Students will gain firsthand insights into the factors that make a sentence more or less comprehensible for various groups of so-called "strong" and "weak readers," including older adults, individuals with low literacy, immigrants, and those with mild cognitive impairments. We will focus on “la scrittura di servizio”. That is, Service writing, documents with high practical and utilitarian purposes, or writing that serves a specific function, such as instructions, forms, or public information.
Prerequisiti
Good Command of English: fluency in both spoken and written English, with particular emphasis on academic reading. Solid Foundation in Linguistics: Good understanding of core linguistic concepts, including syntax, semantics, and pragmatics. Genuine curiosity about how the mind works, particularly in relation to written language comprehension and processing
Metodi didattici
Lectures, seminars, discussions and first hand knowledge of experimental eye tracking research in the Laboratorio di Linguistica e Glottodidattica Sperimentale (LLEGS) at the University of Pavia
Verifica Apprendimento
Written exam.
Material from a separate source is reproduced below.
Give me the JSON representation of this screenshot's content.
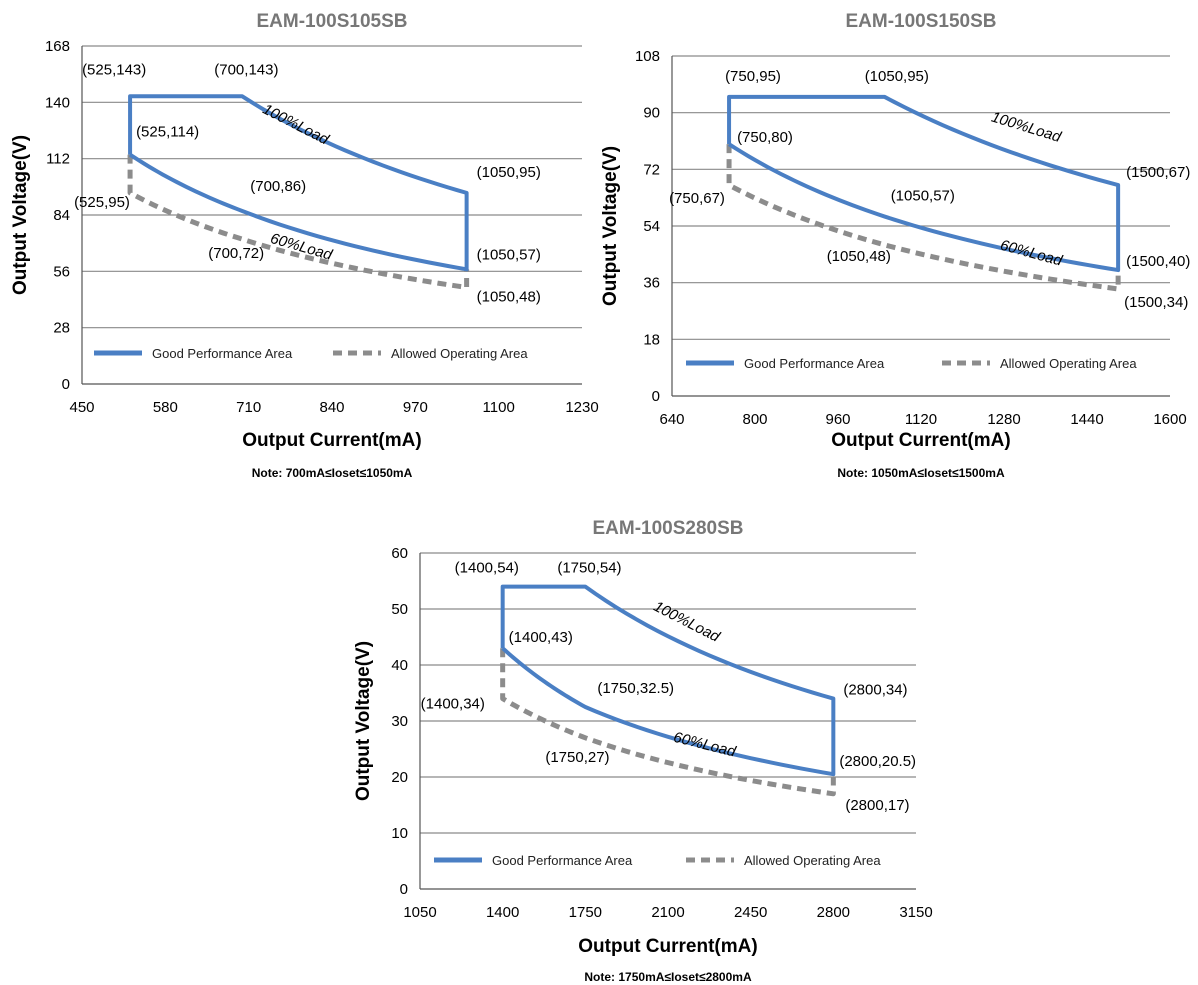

The detailed and complete knowledge of texts (1) and (2) above is required
Testi
(1) Rastelli, S. (2025). Plain Language A Psycholinguistic Approach, London, Routledge (2) PowerPoint slides commented in class
Contenuti
The course employs principles from the field of psycholinguistics to explore factors that make a sentence or text easy or difficult to process by the cognitive mechanisms that support language processing, and describes how levels of difficulty might function within bureaucratic power structures. Drawing almost exclusively from experimental data on readability, the course employs a metaphor of three "ghost" readers in the mind that exist and interact with each other: the syntactic reader (the one searching for the structure), the statistical reader (the one driven by previous experiences), and finally the pragmatic reader (the one searching for meaning). The course also describes a novel psycholinguistic experiment showing that complexly written texts may prevent adult citizens with average literacy skills from accessing important information related to their health, work, and right to representation, thereby drawing a line between the psycholinguistics of language comprehension and the maintenance of existing power structures.